Yet half a century later, the Indonesian government and its powerful military and security forces have failed to confront the darkest chapter in this country’s history — and in fact continue to actively suppress public discourse about the massacres.
“There’s been no resolutions, no breakthrough and no ideas on how to,” said Haris Azhar, a former coordinator of the Commission for Missing Persons and Victims of Violence, an Indonesian nongovernmental organization that documents human rights abuses by the military and the police.
“It’s still a big scar and a big hole for this nation,” he said. “We as a nation need to move forward, but we have to release the burden by having a full, official account of what happened, so we can learn from it and then move forward.”
Credit Associated Press
But the way forward is uncertain. While the main architects are probably dead, the purges remain taboo because the military, the political parties and the Islamic religious groups implicated in the violence are part of the political elite, according to analysts.
Soldiers and military-backed civilian, paramilitary and religious groups carried out the massacres, which came on the heels of a failed uprising within the Indonesian armed forces. An officer-led group kidnapped and executed six army generals beginning on the night of Sept. 30, 1965.
Within days, top commanders had quashed the uprising, which they called an attempted coup orchestrated by the then-powerful Indonesian Communist Party, working with rogue military personnel. In the purges that came after, the victims were branded as communists who sought to topple the government, but they also included intellectuals, ethnic Chinese Indonesians, members of student and teacher unions, artists and countless others.
The killings were overseen by Suharto, an army general who went on to become the country’s president and who presided over an authoritarian, military-backed government for 32 years.

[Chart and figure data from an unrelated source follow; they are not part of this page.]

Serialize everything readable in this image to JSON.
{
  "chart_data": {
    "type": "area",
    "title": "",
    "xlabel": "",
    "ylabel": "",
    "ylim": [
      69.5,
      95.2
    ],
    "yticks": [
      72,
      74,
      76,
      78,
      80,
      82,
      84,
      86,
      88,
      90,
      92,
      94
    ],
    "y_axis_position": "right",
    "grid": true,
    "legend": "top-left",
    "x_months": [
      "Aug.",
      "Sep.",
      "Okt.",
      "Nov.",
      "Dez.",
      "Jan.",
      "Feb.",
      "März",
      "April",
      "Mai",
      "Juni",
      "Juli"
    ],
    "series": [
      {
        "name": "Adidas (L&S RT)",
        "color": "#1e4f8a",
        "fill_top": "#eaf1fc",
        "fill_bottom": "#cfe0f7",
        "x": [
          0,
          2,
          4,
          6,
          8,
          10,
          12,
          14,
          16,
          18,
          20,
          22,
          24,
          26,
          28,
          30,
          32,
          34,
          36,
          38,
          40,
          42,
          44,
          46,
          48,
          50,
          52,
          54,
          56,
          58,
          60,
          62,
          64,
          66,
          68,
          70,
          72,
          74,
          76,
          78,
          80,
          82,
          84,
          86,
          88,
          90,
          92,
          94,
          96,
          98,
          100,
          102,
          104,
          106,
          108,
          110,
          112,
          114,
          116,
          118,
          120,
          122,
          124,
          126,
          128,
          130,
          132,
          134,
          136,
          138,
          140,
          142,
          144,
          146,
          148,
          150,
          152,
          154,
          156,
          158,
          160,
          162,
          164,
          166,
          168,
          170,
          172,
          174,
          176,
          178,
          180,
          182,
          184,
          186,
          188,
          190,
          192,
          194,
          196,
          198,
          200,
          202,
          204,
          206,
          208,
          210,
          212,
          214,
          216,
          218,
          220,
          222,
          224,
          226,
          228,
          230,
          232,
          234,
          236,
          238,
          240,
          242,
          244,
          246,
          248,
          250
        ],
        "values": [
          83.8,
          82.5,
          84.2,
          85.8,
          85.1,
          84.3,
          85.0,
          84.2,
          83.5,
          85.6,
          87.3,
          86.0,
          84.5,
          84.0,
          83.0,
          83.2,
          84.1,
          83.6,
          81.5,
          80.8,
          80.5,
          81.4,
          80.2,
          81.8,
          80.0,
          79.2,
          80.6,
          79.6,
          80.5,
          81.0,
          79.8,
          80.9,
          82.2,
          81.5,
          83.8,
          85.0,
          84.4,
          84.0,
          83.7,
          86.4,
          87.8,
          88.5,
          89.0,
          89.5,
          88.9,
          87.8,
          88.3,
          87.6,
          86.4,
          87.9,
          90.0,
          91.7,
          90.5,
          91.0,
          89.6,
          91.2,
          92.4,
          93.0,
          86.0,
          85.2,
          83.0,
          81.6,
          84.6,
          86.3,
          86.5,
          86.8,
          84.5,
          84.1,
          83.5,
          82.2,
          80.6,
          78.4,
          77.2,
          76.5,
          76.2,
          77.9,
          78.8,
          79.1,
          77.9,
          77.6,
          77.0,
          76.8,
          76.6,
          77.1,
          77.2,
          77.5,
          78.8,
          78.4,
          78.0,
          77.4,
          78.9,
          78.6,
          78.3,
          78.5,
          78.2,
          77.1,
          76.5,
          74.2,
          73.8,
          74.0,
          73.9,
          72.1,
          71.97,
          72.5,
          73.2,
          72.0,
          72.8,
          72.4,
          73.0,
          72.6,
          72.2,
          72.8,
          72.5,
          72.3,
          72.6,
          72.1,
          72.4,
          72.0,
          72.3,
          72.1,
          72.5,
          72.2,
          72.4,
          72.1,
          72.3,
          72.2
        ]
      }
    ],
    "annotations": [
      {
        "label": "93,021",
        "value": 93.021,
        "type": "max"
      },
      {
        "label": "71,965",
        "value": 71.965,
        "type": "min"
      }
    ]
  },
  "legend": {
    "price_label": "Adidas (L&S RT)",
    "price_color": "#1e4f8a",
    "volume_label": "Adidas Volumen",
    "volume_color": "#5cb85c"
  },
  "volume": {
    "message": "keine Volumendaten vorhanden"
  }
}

Suharto was forced to resign in 1998 after mass pro-democracy demonstrations, and he died in 2008. However, the Indonesian Communist Party remains banned in Indonesia, and discussion of the 1965-66 massacres is still taboo.
Joko Widodo, the first Indonesian president to come from outside the military and traditional political elite, pledged during his 2014 election campaign to resolve the anti-communist purges through an inquiry.
Yet aside from endorsing a public symposium on the issue that was held last year, Mr. Joko’s government has done nothing to investigate the mass killings.
“This most recent incident, and other similar incidents, puts to mind the fact that the Indonesian government and powerful elements inside and outside the government are implacably opposed to any sort of accountability for hundreds of thousands of deaths,” said Phelim Kine, deputy Asia director of Human Rights Watch, referring to the siege on the Jakarta art show.
Noting that Mr. Joko is expected to seek re-election in 2019, he added: “It appears that the Joko government is making a political calculation that advocating for accountability for 1965-66 opens a potentially damaging Pandora’s box that does not benefit powerful players in Indonesia. Time has basically run out.”
Credit Ulet Ifansasti for The New York Times
Johan Budi, a spokesman for the Indonesian president, declined to comment on what steps his government was taking to give a full accounting of the massacres.
Officials at Indonesia’s Coordinating Ministry for Political, Legal and Security Affairs, which for more than a year has been tasked with giving Mr. Joko recommendations on how to account for the purges, did not answer telephone calls or reply to text messages.
While attempts to discuss the massacres are often met with silence or warnings in Indonesia, a pair of documentaries in recent years has managed to bring awareness of the killings to a worldwide audience. In 2014, “The Look of Silence,” a documentary about the purge’s victims confronting their tormentors was nominated for an Academy Award.
The film’s American-born director, Joshua Oppenheimer, was also nominated for an Academy Award for his 2012 documentary, “The Act of Killing,” in which he cataloged the lives of Indonesians who actively took part in the mass killings.
Mr. Oppenheimer, in a telephone interview from Europe, said that while he does not think the Indonesian people believe in the anti-communist hysteria that has gripped the country in recent weeks, they are “scared of what lies behind the propaganda of communism.”
“It means that the military, the oligarchs who hire the military to do their dirty work, the thugs that the military in turn hires to do its dirty work, all keep the specter of communism alive and anti-communism alive to intimidate the public and hide their crimes,” he said.
Bedjo Untung, chairman of the Indonesian Institute for the Study of the 1965-66 Massacre, a nongovernment organization, said he was not giving up hope that the Indonesian government would one day open a formal inquiry.
“I still have an optimistic view,” said Mr. Bedjo, who was imprisoned for most of the 1970s after a student group he belonged to was accused of being linked to the Indonesian Communist Party. “If not tomorrow, then the day after tomorrow, or whenever.”
“One day, I hope it will happen,” he said.